Internationally, Luis Ayala, Secretary-General of the Socialist International, praised the actions taken by the former prime minister, and his handling of the duties of Vice President of the Socialist International.
After decades of work in the service of his country, El-Youssoufi officially retired in October 2003, leaving politics behind.
In a tribute to political legacy, King Mohammed VI inaugurated Abderrahman El-Youssoufi Avenue in Tangier in 2016.
Abderrahman El-Youssoufi’s political career began in the 1940s with Al-Istiqlal Party, which was the leading political player in the Moroccan nationalist movement from the 1920s till independence in 1956.
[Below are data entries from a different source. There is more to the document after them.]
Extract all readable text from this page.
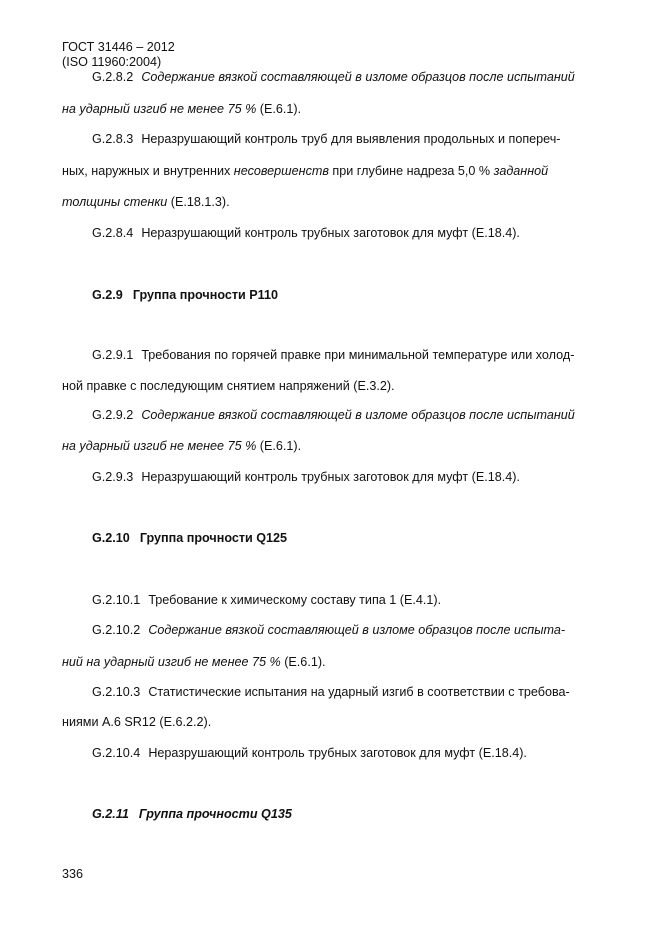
ГОСТ 31446 – 2012
(ISO 11960:2004)
G.2.8.2 Содержание вязкой составляющей в изломе образцов после испытаний
на ударный изгиб не менее 75 % (E.6.1).
G.2.8.3 Неразрушающий контроль труб для выявления продольных и попереч-
ных, наружных и внутренних несовершенств при глубине надреза 5,0 % заданной
толщины стенки (E.18.1.3).
G.2.8.4 Неразрушающий контроль трубных заготовок для муфт (E.18.4).
G.2.9 Группа прочности P110
G.2.9.1 Требования по горячей правке при минимальной температуре или холод-
ной правке с последующим снятием напряжений (E.3.2).
G.2.9.2 Содержание вязкой составляющей в изломе образцов после испытаний
на ударный изгиб не менее 75 % (E.6.1).
G.2.9.3 Неразрушающий контроль трубных заготовок для муфт (E.18.4).
G.2.10 Группа прочности Q125
G.2.10.1 Требование к химическому составу типа 1 (E.4.1).
G.2.10.2 Содержание вязкой составляющей в изломе образцов после испыта-
ний на ударный изгиб не менее 75 % (E.6.1).
G.2.10.3 Статистические испытания на ударный изгиб в соответствии с требова-
ниями A.6 SR12 (E.6.2.2).
G.2.10.4 Неразрушающий контроль трубных заготовок для муфт (E.18.4).
G.2.11 Группа прочности Q135
336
He participated in establishing one of the first trade unions in Casablanca during the 1940s, in addition to his role in ensuring coordination with the Moroccan armed liberation movement that emerged in the early fifties.
Habib Belkoch, an expert on human rights and transitional justice, said that El-Youssoufi’s vision and experience ensured a major political transformation of the country. And when he became Prime minister, El-Youssoufi was credited with working tirelessly to solve many issues, including human rights problems. He maintained prisoner and detainee files and created a safe space for freedoms.
Political leader, Arbi Habchi, said El-Youssoufi is one of the main catalysts of the transition period that modern Morocco experienced, as he established new bases for reconciliation, ensuring justice, and solving many social problems. He also played a major role in defending the freedom of assembly and engaging in peaceful protests, in addition to his prolific contributions to the reform of laws.
He was known for his role in the Socialist International organization of political parties which aimed to establish democratic socialism, and his activism to ensure equal human rights.
El-Youssoufi was a co-founder of the Arab Organization for Human Rights, and he worked for the cause of gender equality.
Habib Belkoch described him as one of the most prominent activists, as he worked to guarantee that transitional justice standards were applied in Morocco.
The late Abderrahman El-Youssoufi contributed to reforming the legal and judicial system and refining human rights to achieve national reconciliation.
His funeral took place Friday at the “Chouhada” (martyrs) cemetery in Casablanca in the presence of a small number of the deceased’s relatives due to the ongoing pandemic.